As aventuras sobre quatro rodas já lhes trouxeram momentos que recordam de sorriso esboçado no rosto. Mesmo indo para “os sítios mais remotos”, o que acontece quase sempre é alguém espreitar o interior da autocaravana para ver se lá está alguém ou comentarem “Ah, isto é espetacular” ou “Isto terá sido comprado assim?”, “Onde será que eles a arranjaram?”. André recorda ainda uma vez em que viajaram até Trás-os-Montes e o toldo - tecido que usam para montar uma tenda - voou. “Andamos para aí quatro ou cinco dias com o toldo amarrado por baixo da carrinha”, lembra Mariana, rindo-se.

André demonstra um grande interesse pelas “zonas de Trás-os-Montes e Alto Douro” e, apesar de Mariana partilhar deste gosto, sublinha a sua paixão pela Costa Vicentina. Sempre acompanhados da sua autocaravana. Em resumo, diz a ex-professora, “a ideia não é fazer quilómetros, mas sair da rotina”. “Gostamos muito de Portugal, com as particularidades que cada região tem”. Nestas alturas, André aproveita para pôr em prática uma das atividades de que muito gosta: pescar. Para além do que pode vir a reunir para uma refeição, destaca a “sensação de não pensar em nada mais para além daquilo”.

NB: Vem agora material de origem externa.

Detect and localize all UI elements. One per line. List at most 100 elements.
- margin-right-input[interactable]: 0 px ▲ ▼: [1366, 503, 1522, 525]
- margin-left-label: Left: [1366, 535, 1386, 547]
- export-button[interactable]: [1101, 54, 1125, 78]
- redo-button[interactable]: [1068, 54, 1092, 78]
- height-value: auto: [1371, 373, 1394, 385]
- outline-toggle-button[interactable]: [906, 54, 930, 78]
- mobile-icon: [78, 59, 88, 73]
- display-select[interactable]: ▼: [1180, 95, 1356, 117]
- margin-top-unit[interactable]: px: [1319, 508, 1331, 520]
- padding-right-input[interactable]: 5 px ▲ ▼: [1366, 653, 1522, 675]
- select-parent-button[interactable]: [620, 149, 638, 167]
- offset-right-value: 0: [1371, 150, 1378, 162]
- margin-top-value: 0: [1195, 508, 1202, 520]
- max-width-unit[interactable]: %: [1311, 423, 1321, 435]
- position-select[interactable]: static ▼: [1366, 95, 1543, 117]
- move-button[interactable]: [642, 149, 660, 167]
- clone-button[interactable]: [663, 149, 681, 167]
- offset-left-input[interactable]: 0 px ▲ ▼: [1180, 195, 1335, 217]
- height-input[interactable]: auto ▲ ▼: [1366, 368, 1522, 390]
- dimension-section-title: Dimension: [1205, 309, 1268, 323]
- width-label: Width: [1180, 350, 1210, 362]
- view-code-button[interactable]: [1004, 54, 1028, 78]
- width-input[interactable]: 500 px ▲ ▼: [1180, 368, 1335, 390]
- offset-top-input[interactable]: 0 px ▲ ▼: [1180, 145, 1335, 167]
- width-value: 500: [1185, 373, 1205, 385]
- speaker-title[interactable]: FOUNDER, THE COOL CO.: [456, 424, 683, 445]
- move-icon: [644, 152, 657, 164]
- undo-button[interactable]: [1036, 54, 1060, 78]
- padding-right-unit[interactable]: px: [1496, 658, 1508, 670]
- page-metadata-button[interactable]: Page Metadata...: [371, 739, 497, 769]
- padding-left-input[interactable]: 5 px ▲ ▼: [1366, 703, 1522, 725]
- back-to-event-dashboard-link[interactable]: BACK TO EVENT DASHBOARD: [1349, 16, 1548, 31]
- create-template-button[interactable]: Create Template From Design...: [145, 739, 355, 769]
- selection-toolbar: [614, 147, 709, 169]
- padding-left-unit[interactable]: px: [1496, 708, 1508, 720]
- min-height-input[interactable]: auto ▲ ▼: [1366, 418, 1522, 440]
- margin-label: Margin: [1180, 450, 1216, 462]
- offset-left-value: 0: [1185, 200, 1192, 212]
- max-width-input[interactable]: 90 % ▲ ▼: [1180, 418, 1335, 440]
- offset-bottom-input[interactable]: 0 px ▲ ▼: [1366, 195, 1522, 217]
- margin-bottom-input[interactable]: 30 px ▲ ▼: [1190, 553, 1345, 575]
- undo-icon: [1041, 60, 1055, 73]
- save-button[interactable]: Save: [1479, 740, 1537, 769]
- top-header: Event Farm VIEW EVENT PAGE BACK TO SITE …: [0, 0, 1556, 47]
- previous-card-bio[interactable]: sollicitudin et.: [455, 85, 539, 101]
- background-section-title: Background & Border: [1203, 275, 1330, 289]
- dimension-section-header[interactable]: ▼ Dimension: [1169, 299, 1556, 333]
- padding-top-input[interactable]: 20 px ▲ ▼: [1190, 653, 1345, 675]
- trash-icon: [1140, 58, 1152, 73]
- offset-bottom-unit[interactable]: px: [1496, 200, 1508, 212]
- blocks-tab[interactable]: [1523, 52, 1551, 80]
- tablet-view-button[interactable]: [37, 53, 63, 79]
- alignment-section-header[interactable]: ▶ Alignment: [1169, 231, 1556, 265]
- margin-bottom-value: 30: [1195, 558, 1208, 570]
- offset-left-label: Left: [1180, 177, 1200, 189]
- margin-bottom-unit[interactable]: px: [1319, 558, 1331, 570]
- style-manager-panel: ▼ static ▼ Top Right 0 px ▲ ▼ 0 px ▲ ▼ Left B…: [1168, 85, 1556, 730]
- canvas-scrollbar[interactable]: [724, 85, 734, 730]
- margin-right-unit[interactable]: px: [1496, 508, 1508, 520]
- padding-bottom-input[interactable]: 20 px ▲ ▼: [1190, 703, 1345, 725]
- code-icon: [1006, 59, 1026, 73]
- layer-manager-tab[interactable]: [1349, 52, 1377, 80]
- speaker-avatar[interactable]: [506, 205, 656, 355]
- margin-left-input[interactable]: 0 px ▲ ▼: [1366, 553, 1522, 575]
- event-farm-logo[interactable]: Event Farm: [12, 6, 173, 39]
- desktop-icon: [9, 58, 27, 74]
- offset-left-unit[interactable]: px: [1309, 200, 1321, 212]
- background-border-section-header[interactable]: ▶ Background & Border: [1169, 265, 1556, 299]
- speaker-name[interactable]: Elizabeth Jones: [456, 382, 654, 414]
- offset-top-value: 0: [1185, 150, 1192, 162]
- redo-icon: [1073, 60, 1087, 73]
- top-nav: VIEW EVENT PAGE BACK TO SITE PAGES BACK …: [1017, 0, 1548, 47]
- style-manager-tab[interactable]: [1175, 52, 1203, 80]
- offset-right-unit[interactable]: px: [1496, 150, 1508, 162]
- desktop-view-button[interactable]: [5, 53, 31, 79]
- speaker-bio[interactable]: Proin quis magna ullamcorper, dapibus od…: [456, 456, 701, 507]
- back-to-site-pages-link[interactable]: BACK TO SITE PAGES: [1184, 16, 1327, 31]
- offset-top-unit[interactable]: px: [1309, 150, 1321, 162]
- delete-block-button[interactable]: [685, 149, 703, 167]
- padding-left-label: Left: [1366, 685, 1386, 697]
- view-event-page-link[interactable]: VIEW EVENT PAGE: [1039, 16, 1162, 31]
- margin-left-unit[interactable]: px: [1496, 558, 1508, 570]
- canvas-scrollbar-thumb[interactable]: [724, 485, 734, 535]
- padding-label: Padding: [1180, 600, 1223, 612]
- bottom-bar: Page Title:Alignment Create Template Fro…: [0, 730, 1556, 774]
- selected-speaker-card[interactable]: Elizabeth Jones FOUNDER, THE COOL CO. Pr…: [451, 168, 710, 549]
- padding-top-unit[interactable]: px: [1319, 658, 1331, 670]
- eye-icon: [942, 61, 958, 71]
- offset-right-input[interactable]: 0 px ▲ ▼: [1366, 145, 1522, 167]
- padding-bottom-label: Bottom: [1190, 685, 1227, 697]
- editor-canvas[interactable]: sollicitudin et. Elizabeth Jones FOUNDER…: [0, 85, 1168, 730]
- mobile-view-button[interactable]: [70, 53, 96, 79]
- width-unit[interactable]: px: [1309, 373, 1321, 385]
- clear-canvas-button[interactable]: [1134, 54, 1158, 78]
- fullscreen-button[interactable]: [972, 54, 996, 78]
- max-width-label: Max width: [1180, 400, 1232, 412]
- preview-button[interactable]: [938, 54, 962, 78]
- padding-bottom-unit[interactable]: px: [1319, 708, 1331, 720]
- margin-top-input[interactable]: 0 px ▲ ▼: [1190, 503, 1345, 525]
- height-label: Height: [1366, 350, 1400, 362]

Para o futuro, o jovem casal tem os seus planos definidos e novos projetos estão em maturação, “dentro desta área, mas num conceito diferente”. Ainda assim, como prioridade, de momento, está a Cork Train Station. “Gostávamos de solidificar bem este projeto, retirando daqui o máximo de experiências possível e rentabilizar o investimento que fizemos”, comenta André. “Vamos tentar usufruir do gosto de receber pessoas, das pessoas gostarem e proporcionar-lhes uma experiência diferente - nós quando gastamos dinheiro para ir de férias é porque queremos ter uma experiência boa”, conclui Mariana.